Kriegsfilm-Bilder und neue Formen der Kriegspropaganda


  • Gabriele Werner



War-film Images and New Forms of War Propaganda

Affective responses to images are political effects. Thus, a critical analysis of images and their representational function must necessarily precede any understanding of the mental states that images (can) elicit. From this perspective, affects are reactive. They become a productive and potentially subversive power when recognized as interpretations of what images let us see and how images are seen. What then comes into view is not only the fundamentally mediated character of affects, but also the extent to which a critique of images is required to make affects understandable as acts of judgment.

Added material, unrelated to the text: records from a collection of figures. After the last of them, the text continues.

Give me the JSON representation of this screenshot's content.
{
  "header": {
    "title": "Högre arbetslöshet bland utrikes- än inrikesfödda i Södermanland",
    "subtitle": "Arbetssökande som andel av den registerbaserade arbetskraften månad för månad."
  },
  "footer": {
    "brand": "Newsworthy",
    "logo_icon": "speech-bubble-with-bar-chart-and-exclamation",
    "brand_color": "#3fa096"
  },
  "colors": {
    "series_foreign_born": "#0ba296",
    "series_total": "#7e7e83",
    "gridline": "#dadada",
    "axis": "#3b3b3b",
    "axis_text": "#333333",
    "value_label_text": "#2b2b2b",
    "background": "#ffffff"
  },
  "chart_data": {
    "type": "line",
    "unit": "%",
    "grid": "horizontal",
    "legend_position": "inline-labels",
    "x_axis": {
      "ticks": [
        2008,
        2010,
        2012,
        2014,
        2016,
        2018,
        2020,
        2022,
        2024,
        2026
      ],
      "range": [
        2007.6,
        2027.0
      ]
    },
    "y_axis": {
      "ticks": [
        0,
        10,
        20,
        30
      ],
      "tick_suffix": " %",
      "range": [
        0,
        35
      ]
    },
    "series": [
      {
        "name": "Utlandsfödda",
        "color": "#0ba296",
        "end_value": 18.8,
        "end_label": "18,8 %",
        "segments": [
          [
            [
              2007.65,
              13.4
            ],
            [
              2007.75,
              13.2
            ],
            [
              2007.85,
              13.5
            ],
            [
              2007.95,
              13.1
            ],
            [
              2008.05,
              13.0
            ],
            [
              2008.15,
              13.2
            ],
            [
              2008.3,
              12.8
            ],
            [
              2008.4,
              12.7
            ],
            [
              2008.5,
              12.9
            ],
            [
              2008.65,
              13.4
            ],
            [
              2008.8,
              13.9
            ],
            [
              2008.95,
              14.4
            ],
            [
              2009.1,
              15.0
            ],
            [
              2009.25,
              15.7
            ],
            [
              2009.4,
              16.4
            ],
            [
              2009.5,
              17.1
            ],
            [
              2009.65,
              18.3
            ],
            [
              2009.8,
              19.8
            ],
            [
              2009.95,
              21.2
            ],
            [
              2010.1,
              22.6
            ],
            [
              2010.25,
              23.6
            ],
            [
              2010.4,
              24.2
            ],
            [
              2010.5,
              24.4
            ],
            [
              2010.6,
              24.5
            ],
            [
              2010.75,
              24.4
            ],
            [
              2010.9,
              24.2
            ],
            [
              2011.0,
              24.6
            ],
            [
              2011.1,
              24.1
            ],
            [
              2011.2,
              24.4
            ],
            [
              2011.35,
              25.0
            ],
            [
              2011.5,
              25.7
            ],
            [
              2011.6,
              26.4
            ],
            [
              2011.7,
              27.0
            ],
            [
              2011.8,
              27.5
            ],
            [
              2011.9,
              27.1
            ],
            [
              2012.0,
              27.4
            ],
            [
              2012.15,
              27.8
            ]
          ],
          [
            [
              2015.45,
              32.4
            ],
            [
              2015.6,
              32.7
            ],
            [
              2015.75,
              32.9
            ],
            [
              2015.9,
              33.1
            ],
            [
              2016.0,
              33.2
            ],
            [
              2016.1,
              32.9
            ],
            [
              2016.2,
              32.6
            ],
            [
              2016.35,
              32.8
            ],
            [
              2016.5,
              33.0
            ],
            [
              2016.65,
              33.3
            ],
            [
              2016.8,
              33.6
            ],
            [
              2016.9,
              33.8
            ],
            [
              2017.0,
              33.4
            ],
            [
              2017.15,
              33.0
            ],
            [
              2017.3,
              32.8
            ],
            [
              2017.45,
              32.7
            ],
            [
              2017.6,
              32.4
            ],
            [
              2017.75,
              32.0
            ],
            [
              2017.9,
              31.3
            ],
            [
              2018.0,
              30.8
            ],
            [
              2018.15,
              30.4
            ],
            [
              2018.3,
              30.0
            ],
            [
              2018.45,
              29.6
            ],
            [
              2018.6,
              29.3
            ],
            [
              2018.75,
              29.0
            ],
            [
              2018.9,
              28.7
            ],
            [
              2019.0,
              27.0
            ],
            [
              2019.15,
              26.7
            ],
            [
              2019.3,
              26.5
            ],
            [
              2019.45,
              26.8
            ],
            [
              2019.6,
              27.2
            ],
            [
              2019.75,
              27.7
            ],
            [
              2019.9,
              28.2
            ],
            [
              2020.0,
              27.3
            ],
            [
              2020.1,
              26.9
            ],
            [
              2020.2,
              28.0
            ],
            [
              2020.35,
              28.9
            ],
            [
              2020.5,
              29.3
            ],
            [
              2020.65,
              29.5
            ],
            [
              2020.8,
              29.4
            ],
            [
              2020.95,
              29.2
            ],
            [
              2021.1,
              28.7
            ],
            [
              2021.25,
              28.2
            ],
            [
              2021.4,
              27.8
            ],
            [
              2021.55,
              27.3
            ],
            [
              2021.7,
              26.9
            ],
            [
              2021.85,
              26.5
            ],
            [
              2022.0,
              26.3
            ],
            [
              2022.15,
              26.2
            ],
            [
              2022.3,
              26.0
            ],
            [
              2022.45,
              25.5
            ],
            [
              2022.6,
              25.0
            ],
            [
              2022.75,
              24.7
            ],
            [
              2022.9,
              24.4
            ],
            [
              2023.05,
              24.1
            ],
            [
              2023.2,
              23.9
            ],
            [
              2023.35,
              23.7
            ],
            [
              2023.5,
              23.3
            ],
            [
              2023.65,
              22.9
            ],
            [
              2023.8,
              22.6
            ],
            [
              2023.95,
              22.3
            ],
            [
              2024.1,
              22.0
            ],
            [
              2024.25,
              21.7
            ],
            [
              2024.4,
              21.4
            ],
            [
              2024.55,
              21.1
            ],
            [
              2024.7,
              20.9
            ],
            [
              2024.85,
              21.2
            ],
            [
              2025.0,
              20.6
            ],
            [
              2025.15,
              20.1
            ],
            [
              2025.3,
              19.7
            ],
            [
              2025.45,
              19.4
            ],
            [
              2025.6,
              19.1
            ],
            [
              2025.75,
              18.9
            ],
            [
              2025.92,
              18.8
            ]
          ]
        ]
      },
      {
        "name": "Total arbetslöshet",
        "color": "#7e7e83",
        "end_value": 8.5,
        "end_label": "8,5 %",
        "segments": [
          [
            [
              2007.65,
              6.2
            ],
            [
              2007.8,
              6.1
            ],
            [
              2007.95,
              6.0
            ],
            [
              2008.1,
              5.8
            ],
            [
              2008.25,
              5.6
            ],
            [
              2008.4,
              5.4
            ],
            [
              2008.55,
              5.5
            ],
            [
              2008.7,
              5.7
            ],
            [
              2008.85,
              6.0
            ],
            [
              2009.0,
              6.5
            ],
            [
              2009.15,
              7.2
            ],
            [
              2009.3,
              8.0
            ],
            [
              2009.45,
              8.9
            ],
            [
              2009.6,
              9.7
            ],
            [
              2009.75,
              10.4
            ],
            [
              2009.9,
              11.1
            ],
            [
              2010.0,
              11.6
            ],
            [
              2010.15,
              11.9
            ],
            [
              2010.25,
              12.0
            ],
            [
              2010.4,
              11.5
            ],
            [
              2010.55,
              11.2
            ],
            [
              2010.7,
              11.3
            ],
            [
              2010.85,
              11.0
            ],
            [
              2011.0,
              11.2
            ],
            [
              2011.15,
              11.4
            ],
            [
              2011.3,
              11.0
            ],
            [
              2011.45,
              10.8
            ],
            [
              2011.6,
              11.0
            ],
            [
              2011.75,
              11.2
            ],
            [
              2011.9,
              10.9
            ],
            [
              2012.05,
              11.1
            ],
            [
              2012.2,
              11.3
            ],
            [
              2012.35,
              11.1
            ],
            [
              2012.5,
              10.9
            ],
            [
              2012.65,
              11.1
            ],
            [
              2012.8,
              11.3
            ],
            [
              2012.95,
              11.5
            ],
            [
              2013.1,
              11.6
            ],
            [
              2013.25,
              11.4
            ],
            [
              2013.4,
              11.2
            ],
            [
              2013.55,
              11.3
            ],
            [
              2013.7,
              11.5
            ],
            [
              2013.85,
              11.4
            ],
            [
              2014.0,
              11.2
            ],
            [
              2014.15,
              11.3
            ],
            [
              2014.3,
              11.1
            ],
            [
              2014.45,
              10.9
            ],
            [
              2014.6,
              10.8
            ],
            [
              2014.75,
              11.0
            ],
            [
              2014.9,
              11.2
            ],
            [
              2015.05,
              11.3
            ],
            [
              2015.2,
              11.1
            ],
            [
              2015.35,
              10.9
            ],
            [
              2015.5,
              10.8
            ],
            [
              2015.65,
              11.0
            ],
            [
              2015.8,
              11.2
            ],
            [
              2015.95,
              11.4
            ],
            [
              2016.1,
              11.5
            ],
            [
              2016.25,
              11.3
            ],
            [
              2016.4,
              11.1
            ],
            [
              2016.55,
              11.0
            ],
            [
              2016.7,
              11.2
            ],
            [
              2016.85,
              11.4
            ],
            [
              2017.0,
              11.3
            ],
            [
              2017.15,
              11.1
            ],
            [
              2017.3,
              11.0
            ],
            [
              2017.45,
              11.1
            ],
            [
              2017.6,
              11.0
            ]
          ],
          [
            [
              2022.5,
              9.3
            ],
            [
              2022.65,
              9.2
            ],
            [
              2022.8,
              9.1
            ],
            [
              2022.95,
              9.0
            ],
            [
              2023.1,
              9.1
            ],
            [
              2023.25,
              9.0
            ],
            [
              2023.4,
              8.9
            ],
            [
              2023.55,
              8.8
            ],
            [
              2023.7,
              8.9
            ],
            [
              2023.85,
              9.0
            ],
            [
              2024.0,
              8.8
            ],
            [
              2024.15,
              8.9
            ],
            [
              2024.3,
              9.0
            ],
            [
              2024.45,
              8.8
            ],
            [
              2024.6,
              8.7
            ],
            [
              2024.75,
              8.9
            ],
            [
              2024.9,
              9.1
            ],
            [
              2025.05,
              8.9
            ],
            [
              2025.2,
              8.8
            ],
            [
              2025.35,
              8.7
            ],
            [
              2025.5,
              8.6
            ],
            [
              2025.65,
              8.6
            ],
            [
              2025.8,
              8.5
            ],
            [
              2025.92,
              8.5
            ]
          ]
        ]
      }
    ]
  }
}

Through a critical analysis of of selected scenes from several more recent (anti-) war movies, this paper shows how these movies offer interpretations of reality that rely heavily on the political efficacy of affects. Presenting an adaptation of war to the formats and conventions of a medium, then, need not be an act of cynicism; rather, it suggests that the reality we see through the prism of the medium is real as well, exhibiting itself as the meaning-generating action of a perceived outside world. That is why filmed scenes of torture are movie plot elements that can convey information about the social acceptance or condemnation of torture. Such political messages, moreover, are addressed to a sentient gaze. But if affects are interpretive effects, there is no inextricable link between image and affect. In fact, the latter may be the opposite of that being evoked.